Stefano Cingolani, nasce l'8/12/1949 a Recanati e il borgo selvaggio lo segna per il resto della vita. Emigra a Roma dove studia filosofia ed economia, finendo a fare il giornalista. Esordisce nella stampa comunista, un lungo periodo all'Unità, poi entra nella stampa dei padroni. Al Mondo e al Corriere della Sera per sedici lunghi anni: Milano, New York, capo redattore esteri, corrispondente a Parigi dove fa in tempo a celebrare le magnifiche sorti e progressive dell'anno Duemila.

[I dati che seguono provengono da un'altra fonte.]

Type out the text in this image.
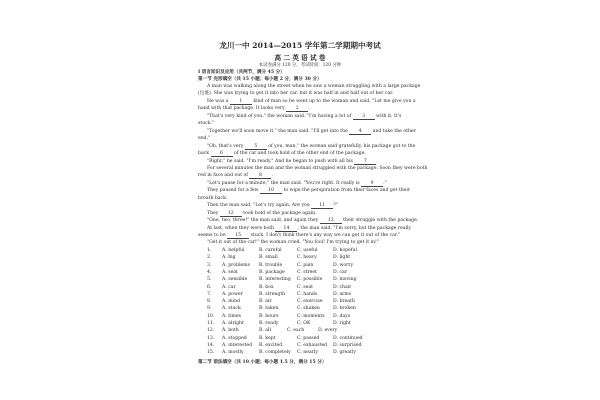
龙川一中 2014—2015 学年第二学期期中考试
高 二 英 语 试 卷
本试卷满分 120 分，考试时间：120 分钟
I 语言知识及应用（共两节，满分 45 分）
第一节 完形填空（共 15 小题；每小题 2 分，满分 30 分）
A man was walking along the street when he saw a woman struggling with a large package
(包裹). She was trying to get it into her car, but it was half in and half out of her car.
He was a 1 kind of man so he went up to the woman and said, "Let me give you a
hand with that package. It looks very 2 .
"That's very kind of you," the woman said. "I'm having a lot of 3 with it. It's
stuck."
"Together we'll soon move it," the man said. "I'll get into the 4 and take the other
end."
"Oh, that's very 5 of you, man," the woman said gratefully, his package got to the
back 6 of the car and took hold of the other end of the package.
"Right," he said. "I'm ready." And he began to push with all his 7 .
For several minutes the man and the woman struggled with the package. Soon they were both
red in face and out of 8 .
"Let's pause for a minute," the man said. "You're right. It really is 9 ."
They paused for a few 10 to wipe the perspiration from their faces and get their
breath back.
Then the man said, "Let's try again. Are you 11 ?"
They 12 took hold of the package again.
"One, two, three!" the man said, and again they 13 their struggle with the package.
At last, when they were both 14 , the man said, "I'm sorry, but the package really
seems to be 15 stuck. I don't think there's any way we can get it out of the car."
"Get it out of the car!" the woman cried. "You fool! I'm trying to get it in!"
1. A. helpful	B. careful	C. useful	D. hopeful
2. A. big	B. small	C. heavy	D. light
3. A. problems B. trouble	C. pain	D. worry
4. A. seat	B. package	C. street	D. car
5. A. sensible	B. interesting C. possible D. moving
6. A. car	B. box	C. seat	D. chair
7. A. power	B. strength	C. hands	D. arms
8. A. mind	B. air	C. exercise D. breath
9. A. stuck	B. taken	C. shaken	D. broken
10. A. times	B. hours	C. moments D. days
11. A. alright	B. ready	C. OK	D. right
12. A. both	B. all	C. each	D. every
13. A. stopped	B. kept	C. passed	D. continued
14. A. interested B. excited	C. exhausted D. surprised
15. A. mostly	B. completely C. nearly	D. greatly
第二节 语法填空（共 10 小题；每小题 1.5 分，满分 15 分）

Con il passaggio del secolo, avendo già cambiato moglie, non gli resta che cambiare lavoro. Si lancia così in avventure senza rete; l'ultima delle quali al Riformista. Collabora regolarmente a Panorama, poi arriva Giuliano Ferrara e comincia la quarta vita professionale con il Foglio. A parte il lavoro, c'è la scrittura. Così, aggiunge ai primi due libri pubblicati ("Le grandi famiglie del capitalismo italiano", nel 1991 e "Guerre di mercato" nel 2001 sempre con Laterza) anche "Bolle, balle e sfere di cristallo" (Bompiani, 2011). Mentre si consuma per un volumetto sulla Fiat (poteva mancare?), arrivano Facebook, @scingolo su Twitter, il blog www.cingolo.it dove ospita opinioni fresche, articoli conservati, analisi ponderate e studi laboriosi, foto, grafici, piaceri e dispiaceri. E non è finita qui.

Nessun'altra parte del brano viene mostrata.